Fili Moala has seen, and excelled, in this defense before.

During his days at the University of Southern California, Moala was part of a dominant Trojans defense that wrecked havoc throughout the Pac-10.

Having the chance to play in a system that he has thrived in the past, has the four-year veteran anxious to get another season started.

“Similar, really similar to what we ran at SC, same kind of concepts, a lot of movement, just kind of a little more of the exotic side,” Moala said of the hybrid 3-4 defense. “I was excited once I found out this was the type of defense we were going to run and started to get a good grasp of how it was going to be run here.”

The Colts defenders have preached the importance of stopping the run throughout the first week of training camp. Moala falls right in line with his teammates, but he even took it a step further when asked how good this defense could be in 2012.

“I love this new defense. The defense is great, great concepts, great enthusiasm from the coaching staff,” Moala said.

“The players have taken to it and are running with it. I have no doubt that this defense is going to cause a lot of turnovers, get our rushing numbers down and play better team defense so I’m excited for it.”

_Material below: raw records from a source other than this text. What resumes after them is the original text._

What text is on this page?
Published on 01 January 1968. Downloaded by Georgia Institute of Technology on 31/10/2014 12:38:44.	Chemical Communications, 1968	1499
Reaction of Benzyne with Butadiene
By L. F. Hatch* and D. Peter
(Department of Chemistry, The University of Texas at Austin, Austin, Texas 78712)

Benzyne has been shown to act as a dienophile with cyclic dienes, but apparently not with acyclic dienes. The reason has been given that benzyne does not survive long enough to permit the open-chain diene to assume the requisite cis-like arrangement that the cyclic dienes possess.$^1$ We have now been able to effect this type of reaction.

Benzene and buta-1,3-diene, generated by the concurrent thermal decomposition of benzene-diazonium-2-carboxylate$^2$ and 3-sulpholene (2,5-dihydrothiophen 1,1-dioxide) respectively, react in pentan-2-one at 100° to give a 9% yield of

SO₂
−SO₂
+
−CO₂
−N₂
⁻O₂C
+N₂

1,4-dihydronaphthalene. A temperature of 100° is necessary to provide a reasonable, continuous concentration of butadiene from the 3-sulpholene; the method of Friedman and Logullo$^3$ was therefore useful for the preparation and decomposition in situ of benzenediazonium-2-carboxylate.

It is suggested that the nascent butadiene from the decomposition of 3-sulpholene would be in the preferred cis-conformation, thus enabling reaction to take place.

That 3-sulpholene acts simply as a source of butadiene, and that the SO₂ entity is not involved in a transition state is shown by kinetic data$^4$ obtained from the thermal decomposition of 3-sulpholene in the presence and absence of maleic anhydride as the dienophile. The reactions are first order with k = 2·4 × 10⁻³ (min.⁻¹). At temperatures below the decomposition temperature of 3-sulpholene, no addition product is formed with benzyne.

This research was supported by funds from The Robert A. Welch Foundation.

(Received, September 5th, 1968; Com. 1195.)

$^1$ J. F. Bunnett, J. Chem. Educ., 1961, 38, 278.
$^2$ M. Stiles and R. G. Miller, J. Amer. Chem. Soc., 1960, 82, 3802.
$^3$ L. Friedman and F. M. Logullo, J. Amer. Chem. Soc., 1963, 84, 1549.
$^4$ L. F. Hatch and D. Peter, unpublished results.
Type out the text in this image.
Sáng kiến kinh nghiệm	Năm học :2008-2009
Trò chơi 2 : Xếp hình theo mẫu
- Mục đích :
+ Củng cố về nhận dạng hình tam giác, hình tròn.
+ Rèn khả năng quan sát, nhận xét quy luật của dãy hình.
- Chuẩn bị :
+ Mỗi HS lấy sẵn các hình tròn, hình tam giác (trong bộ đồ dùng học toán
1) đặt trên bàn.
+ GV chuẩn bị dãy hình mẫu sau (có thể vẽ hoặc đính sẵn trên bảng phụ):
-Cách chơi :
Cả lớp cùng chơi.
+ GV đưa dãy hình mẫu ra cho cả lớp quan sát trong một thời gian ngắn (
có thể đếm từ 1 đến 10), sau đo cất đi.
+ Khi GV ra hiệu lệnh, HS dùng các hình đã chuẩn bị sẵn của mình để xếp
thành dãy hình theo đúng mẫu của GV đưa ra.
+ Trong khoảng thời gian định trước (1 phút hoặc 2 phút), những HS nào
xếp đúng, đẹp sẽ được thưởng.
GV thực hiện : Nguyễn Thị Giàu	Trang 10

For the Colts returning players on defense, Moala feels the new hybrid 3-4 system has ‘rejuvenated’ a lot of defenders.

Considering himself one of those ‘rejuvenated’ players, Moala provides the defensive line with some versatility and is ready to get back to the All-American player he was at USC.

“Personally, I feel like I’m improving each and everyday as well as everyone else on the team. I have nothing but good feelings about this defense and where the team is going,” Moala said.